8. Undoubtedly, because of sin human nature has become
disordered, wounded. Nevertheless it has not been corrupted; it has been
restored by the intervention of him who came to save it and to raise it to the
point of sharing in the divine life. Truly, to consider human nature incapable
of assuming a real obligation; of giving a definitive
consent; of making a covenant of love expressing what it is; of receiving a
sacrament instituted by the Lord to heal it, to strengthen it; and to elevate it
by grace would be to destroy it.
So it is in the context of the ecclesial view of the sacrament of marriage that
the progress of human science, its methods, its research, and its results are
placed. The continuation of its endeavors also puts in relief the weakness of
some of its previous conclusions or working hypotheses that did not survive
their evaluation.
For such reasons the judge in issuing a judgment is after all the one
responsible for that common work that I spoke of at the beginning. The decision
must be taken in the global view already mentioned and which the apostolic
exhortation Familiaris consortio wants to emphasize.

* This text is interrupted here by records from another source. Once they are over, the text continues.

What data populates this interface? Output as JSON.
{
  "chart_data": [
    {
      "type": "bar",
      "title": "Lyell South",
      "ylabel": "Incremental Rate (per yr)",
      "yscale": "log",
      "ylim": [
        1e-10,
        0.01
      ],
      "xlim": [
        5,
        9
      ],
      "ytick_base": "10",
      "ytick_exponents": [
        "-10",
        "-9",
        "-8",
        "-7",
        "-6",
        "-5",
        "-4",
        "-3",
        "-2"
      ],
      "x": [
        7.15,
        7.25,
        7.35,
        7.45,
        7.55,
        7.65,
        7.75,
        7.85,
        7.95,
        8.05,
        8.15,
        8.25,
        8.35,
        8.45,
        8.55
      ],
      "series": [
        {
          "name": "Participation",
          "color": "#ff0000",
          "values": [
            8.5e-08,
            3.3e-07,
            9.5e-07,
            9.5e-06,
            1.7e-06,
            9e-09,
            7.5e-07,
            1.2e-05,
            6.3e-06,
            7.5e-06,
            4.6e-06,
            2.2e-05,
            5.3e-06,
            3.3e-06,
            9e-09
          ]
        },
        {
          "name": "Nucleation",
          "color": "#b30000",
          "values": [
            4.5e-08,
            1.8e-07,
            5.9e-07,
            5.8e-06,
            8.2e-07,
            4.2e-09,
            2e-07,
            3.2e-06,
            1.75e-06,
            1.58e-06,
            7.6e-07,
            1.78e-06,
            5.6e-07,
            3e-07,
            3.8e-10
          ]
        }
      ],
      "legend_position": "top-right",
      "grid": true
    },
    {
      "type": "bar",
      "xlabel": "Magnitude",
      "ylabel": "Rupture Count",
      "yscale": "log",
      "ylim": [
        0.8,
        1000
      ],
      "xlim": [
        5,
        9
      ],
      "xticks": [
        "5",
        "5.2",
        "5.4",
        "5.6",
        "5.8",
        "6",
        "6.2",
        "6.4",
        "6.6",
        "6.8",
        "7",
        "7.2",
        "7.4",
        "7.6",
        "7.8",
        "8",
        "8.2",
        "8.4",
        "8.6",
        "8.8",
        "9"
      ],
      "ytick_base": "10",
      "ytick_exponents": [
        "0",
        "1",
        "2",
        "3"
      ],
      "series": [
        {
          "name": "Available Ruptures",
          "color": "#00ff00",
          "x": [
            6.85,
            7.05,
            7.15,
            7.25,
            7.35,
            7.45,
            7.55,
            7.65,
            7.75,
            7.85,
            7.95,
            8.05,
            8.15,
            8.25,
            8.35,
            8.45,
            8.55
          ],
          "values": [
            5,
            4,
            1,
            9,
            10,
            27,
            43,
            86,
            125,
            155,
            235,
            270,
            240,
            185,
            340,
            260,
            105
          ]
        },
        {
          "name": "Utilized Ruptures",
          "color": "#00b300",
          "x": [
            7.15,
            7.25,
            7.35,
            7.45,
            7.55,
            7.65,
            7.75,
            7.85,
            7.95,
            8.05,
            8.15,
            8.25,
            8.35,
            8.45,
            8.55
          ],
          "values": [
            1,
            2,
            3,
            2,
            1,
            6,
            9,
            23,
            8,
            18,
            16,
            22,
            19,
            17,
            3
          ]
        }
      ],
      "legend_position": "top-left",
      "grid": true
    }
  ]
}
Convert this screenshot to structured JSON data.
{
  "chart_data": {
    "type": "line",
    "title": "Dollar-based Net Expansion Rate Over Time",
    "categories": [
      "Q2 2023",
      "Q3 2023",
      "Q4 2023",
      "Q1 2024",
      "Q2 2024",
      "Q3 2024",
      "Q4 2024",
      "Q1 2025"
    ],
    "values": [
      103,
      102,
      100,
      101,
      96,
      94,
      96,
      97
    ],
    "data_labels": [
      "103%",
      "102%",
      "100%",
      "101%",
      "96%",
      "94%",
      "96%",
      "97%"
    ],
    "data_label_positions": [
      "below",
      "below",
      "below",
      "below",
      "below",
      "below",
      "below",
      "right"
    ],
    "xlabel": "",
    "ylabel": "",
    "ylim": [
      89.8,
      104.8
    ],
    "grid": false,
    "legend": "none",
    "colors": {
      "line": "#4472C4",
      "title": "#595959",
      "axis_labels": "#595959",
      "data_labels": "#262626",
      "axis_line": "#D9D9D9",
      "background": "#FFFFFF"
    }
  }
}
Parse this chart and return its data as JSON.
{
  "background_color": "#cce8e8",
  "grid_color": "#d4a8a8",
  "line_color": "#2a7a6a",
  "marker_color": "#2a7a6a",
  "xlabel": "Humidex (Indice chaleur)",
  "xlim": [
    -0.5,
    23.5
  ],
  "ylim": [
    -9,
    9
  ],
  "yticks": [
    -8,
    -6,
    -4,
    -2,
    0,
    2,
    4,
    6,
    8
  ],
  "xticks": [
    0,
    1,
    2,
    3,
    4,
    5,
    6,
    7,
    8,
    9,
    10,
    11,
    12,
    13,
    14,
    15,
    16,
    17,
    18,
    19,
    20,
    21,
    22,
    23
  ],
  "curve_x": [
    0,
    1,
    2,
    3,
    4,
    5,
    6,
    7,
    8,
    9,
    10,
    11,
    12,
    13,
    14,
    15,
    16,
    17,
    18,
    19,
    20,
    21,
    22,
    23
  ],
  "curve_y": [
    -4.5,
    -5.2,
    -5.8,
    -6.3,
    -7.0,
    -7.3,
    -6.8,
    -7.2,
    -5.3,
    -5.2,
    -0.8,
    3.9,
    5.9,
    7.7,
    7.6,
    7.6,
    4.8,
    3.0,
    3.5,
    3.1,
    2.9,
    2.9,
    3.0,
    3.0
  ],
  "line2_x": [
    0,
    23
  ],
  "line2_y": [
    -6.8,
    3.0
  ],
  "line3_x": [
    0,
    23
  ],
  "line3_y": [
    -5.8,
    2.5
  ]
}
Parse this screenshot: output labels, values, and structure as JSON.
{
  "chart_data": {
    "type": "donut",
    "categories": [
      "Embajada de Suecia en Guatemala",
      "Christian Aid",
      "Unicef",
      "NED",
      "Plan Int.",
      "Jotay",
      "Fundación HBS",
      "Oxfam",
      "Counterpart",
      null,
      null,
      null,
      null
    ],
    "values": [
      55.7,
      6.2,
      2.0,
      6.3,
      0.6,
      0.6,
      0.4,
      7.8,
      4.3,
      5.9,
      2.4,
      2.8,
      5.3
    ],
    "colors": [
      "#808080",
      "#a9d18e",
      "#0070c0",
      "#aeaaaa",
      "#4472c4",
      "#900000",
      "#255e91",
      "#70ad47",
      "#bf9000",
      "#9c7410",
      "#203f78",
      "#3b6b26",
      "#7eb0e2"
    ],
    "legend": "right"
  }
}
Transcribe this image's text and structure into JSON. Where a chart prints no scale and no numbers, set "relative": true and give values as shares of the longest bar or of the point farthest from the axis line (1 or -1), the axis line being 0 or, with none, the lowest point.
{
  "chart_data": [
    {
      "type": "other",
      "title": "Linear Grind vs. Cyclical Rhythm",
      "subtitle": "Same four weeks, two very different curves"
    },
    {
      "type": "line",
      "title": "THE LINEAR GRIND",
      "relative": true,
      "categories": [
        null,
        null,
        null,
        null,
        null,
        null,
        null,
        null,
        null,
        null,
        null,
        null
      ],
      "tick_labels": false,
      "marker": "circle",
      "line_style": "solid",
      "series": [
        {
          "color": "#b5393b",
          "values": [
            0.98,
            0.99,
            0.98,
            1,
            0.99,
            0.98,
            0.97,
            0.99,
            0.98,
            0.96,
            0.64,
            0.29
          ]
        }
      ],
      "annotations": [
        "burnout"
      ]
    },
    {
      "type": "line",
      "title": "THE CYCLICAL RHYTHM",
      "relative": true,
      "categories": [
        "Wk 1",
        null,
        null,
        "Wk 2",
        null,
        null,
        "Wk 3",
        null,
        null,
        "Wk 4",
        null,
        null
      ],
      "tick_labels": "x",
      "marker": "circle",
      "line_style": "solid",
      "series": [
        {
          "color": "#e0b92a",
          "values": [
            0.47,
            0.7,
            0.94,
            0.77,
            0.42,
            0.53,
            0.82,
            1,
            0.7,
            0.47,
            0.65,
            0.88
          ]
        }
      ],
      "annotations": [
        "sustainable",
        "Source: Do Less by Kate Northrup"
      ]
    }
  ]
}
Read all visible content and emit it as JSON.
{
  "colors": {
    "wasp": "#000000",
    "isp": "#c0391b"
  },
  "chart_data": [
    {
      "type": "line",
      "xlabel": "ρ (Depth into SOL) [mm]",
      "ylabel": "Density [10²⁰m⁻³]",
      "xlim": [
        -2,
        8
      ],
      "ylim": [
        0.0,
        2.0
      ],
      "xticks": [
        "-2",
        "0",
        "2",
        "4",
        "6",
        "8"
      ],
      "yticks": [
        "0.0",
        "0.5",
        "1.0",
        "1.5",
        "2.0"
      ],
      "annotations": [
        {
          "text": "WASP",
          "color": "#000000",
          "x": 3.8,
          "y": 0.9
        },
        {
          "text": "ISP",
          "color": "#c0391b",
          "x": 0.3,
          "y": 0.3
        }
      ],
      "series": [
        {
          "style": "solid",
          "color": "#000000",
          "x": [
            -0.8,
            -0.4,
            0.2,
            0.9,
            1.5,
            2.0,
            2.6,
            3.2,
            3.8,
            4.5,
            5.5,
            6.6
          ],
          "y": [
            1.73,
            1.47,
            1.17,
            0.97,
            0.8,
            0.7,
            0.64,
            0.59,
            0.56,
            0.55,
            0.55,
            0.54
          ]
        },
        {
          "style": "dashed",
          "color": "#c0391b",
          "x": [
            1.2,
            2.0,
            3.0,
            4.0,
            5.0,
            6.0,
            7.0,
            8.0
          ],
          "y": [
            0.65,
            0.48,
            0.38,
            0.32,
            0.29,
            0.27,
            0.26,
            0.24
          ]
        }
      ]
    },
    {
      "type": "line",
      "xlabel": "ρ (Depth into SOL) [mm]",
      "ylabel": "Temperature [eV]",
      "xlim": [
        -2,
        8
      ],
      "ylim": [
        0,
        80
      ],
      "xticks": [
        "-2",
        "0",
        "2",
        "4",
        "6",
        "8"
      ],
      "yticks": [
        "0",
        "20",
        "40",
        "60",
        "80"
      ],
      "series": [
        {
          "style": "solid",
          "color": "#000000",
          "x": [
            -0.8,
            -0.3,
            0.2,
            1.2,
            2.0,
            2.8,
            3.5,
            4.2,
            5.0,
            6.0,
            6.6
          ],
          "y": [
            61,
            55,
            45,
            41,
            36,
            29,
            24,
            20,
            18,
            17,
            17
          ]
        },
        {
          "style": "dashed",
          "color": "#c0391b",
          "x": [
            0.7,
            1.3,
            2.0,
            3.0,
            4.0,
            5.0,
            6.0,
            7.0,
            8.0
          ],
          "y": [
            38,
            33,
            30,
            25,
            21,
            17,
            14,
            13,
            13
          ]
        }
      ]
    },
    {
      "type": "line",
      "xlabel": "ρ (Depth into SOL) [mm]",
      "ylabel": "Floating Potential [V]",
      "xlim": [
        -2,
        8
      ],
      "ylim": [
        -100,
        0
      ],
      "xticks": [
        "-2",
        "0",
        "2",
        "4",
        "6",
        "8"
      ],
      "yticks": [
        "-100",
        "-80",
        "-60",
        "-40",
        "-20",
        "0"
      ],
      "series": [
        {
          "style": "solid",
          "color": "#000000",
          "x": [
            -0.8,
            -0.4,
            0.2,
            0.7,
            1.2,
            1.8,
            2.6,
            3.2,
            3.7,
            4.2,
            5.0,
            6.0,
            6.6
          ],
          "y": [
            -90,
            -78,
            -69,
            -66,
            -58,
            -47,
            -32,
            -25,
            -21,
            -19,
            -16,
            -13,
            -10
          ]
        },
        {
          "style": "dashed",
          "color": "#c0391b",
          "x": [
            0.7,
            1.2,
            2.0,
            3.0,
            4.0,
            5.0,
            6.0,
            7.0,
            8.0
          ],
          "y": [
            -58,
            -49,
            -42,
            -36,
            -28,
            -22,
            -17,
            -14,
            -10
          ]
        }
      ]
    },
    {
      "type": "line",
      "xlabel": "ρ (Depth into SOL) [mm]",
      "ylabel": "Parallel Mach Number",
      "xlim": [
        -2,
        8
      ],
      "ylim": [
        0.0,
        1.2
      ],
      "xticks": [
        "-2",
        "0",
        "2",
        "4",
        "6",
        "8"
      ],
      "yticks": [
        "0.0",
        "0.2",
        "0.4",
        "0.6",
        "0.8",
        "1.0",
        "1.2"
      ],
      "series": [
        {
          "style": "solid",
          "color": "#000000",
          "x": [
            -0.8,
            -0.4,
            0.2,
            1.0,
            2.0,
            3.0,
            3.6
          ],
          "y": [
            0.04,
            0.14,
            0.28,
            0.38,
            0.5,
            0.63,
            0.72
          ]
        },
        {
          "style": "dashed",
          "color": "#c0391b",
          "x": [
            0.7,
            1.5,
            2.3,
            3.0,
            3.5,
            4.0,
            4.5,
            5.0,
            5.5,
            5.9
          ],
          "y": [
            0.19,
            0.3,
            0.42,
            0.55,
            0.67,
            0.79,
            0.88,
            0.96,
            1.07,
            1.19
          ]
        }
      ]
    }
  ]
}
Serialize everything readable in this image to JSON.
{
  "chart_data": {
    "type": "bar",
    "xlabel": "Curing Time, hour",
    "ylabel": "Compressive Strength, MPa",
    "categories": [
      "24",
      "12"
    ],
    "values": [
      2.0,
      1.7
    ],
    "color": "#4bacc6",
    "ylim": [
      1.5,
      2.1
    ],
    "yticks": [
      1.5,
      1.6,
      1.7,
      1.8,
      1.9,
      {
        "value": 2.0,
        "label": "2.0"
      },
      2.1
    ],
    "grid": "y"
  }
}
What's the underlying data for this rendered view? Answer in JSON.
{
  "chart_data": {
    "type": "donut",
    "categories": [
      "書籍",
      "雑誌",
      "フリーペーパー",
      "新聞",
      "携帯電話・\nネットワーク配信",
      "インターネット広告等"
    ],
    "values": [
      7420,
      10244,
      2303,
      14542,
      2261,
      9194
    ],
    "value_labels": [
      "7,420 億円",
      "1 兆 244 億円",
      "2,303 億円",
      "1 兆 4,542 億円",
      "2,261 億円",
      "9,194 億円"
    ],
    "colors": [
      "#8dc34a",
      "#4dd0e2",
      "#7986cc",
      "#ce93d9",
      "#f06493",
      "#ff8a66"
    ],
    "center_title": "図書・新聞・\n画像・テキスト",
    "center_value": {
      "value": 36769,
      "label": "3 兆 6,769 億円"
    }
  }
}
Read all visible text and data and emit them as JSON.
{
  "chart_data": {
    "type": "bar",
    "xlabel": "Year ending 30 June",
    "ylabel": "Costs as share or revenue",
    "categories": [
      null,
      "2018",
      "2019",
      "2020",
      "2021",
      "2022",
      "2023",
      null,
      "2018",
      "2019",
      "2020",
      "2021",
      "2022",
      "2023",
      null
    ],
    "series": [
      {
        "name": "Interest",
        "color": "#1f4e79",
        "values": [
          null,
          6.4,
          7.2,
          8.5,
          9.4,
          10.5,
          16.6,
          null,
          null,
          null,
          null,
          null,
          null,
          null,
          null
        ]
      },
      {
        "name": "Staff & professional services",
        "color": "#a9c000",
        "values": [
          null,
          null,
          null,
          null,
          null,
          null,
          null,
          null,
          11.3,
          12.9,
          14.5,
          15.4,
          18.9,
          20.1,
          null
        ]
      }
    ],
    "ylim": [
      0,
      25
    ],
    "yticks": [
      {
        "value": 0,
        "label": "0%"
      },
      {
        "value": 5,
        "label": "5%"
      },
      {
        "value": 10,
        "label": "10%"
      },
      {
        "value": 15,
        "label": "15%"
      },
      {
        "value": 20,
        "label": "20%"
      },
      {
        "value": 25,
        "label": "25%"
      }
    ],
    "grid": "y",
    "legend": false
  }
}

While the investigation into the validity of a marriage bond is taking place,
and one is looking for arguments which can eventually lead to a declaration of
nullity, the judges remain at the service of love, subject to the divine law,
taking notice of all advice and serious evaluations by experts. It would be
extremely harmful if one or the other expert would influence the definitive
decision with the risk of seeing the cause judged according to only one of its
aspects.
Hence arises the necessity of recognizing in the judges the importance of their
role, the importance of their responsible and autonomous judgment, the need for
their ecclesial consent and their concern for the welfare of souls. Just because
in matrimonial cases a judgment can always be contested because of serious new
reasons which surface, on this account the judge will not feel himself
constrained to give less care in preparing the judgment, less firmness in
expressing it, and less courage in issuing it.
9. In this light, one is in a position to appreciate all the
more the particular responsibility of the defender of the bond, whose
duty is not to define at all costs a nonexistent reality or to oppose in every
way a well-founded decision, but as Pius XII said to present observations “for
the bond, without prejudice to the truth” (October 2, 1944, supra pp. 25–27).
One notes at times tendencies that tend to reduce the defender’s role. The
same person cannot exercise two offices at the same time—to be judge and
defender of the bond. Only a competent person can assume one such
responsibility and it will be a grave error to consider it of minor
importance.
10. The promotor of justice, concerned about the common
good, will also act in the global context of the mystery of love lived out in
family life. In the same way the promoter of justice—impelled by truth and
justice, not by condescension, but to save—can feel the duty to put forward
a request for a declaration of nullity.
11. Finally, in the same global view of family life, there is
a need to hope for an always more active collaboration of ecclesiastical
advocates.
Their activity must be at the service of the Church and for
this reason it is seen almost as an ecclesial ministry. It must be at the
service of love which demands dedication and charity, especially in favor of
the destitute and the very poor.
12. At the conclusion of this meeting I wish to exhort you to
collaborate “cordially and courageously with all people of good will who are
serving the family in accordance with their responsibilities” (Familiaris
consortio, no. 86), in a very special way, you who should recognize its
base and foundation in the marriage consent the sacrament of love, the sign of
the love that unites Christ to his Church, his Spouse, and which for all
humanity is a revelation of the life of God and the introduction to the
Trinitarian life of divine Love.
In asking the Lord to assist you in your mission at the
service of those saved by Christ, our Redeemer, I heartily give you my
blessing, as a sign of the grace of the God of Love.